There are many, many factors that determine the fate of an infection in the body, but the antibodies are key players. At the submolecular level, antibody generation versus virus multiplication, specificity of antibody response versus viral mutations, etc. are important mechanisms that determine if the viral particles can thwart or evade the immune effector responses. These mutations, called escape mutations, foist the viruses with selective advantages to survive in the presence of antibodies.
If the body has antiviral drugs, they could also impose a selection pressure on the viruses, and it’s possible some of the viruses could mutate to become drug-resistant.
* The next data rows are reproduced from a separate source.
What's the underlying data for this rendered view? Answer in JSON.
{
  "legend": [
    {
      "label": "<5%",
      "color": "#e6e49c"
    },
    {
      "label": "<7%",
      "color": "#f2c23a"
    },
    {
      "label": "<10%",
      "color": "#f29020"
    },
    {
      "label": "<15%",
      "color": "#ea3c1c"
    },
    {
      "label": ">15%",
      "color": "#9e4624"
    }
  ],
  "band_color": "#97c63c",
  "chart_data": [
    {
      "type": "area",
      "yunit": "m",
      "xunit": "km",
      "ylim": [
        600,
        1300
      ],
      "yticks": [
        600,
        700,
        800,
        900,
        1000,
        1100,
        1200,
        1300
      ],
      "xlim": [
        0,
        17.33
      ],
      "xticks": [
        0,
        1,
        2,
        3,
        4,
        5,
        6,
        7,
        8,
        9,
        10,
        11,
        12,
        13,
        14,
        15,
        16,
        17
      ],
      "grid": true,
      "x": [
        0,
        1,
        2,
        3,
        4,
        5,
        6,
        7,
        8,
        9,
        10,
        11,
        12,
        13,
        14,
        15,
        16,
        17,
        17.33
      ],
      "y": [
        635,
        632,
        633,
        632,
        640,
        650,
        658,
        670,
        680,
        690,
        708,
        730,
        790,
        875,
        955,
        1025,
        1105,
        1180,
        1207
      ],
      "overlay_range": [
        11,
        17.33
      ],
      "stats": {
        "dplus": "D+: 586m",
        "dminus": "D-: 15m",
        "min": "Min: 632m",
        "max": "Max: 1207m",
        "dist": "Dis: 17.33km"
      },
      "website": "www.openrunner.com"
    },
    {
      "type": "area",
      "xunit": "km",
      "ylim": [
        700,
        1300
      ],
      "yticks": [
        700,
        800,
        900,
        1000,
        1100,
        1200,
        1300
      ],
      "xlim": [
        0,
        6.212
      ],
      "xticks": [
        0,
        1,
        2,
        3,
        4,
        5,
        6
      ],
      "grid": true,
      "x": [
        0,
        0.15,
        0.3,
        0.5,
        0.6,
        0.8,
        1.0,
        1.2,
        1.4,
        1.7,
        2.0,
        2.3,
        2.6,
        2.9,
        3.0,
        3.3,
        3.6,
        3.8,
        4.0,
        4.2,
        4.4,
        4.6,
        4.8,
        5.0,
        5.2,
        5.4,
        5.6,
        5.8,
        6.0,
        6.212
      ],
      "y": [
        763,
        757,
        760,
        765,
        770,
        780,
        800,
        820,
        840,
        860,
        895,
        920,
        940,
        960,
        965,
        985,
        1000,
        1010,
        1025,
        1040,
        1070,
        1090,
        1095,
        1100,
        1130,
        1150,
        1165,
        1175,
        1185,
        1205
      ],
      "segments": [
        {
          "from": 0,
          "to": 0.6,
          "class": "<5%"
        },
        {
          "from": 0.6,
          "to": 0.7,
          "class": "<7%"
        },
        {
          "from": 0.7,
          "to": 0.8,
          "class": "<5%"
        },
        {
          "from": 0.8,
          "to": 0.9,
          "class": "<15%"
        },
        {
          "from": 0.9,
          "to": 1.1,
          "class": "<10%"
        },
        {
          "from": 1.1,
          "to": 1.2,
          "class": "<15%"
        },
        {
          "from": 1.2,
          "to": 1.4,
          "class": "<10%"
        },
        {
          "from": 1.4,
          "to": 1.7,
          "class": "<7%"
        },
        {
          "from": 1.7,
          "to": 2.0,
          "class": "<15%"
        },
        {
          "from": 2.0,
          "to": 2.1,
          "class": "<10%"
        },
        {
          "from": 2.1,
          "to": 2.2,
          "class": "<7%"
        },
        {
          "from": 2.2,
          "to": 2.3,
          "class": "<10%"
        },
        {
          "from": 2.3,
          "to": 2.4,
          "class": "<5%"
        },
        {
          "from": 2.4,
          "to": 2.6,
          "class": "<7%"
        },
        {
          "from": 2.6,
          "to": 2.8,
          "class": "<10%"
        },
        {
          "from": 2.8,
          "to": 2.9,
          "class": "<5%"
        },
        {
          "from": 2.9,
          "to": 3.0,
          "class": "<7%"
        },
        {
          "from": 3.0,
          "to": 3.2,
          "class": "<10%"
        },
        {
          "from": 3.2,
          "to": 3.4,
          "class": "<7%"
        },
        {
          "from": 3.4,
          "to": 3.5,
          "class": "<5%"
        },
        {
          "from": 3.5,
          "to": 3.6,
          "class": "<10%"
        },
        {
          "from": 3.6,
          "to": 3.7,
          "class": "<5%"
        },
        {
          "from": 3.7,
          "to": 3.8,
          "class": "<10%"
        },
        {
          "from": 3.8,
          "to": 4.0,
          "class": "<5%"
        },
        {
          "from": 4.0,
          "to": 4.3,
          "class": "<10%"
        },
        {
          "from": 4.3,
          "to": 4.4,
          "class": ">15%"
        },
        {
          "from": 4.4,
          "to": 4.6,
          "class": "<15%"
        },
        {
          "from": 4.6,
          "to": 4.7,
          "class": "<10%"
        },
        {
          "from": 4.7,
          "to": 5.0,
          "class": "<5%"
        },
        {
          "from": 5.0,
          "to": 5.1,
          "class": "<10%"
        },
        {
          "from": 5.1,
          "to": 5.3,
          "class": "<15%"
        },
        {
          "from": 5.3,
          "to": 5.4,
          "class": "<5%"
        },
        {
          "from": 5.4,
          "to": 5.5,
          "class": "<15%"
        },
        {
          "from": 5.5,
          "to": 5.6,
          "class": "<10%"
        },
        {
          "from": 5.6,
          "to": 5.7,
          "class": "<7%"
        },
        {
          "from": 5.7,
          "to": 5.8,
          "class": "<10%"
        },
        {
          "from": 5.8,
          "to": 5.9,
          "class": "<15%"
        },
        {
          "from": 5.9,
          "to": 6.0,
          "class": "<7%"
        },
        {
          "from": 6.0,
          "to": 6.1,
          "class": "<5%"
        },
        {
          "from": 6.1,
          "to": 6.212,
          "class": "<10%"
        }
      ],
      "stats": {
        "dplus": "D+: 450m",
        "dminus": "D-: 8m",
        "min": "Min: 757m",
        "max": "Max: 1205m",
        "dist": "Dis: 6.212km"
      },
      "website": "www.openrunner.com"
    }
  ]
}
The virus mutates, but thanks to affinity maturation, our antibodies adapt to fight them better. In time, our immune systems are likely to have ‘learnt’ to fend off newer strains of the virus. Scientists will then study these antibodies and mimic them in laboratories, with a view to producing vaccines in future.
My own simulation and molecular modelling of the novel coronavirus’s spike suggests that people who have fully recovered from COVID-19 may have antibodies that may not be effective against the B.1.617 strain first reported from Maharashtra. There is no consensus yet on whether the B.1.617 strain, first reported from Maharashtra, is an immune-escape variant.
Those people who recover from COVID-19 induced by this strain of the virus could help us understand features in their antibodies, and help us develop better molecular countermeasures.
Syed Muzaffar Jan has worked on molecular virology, immunology and vaccinology at NYU, ISMMS and NIH (US). He is currently studying immune escape mechanisms with the Icahn School of Medicine, New York.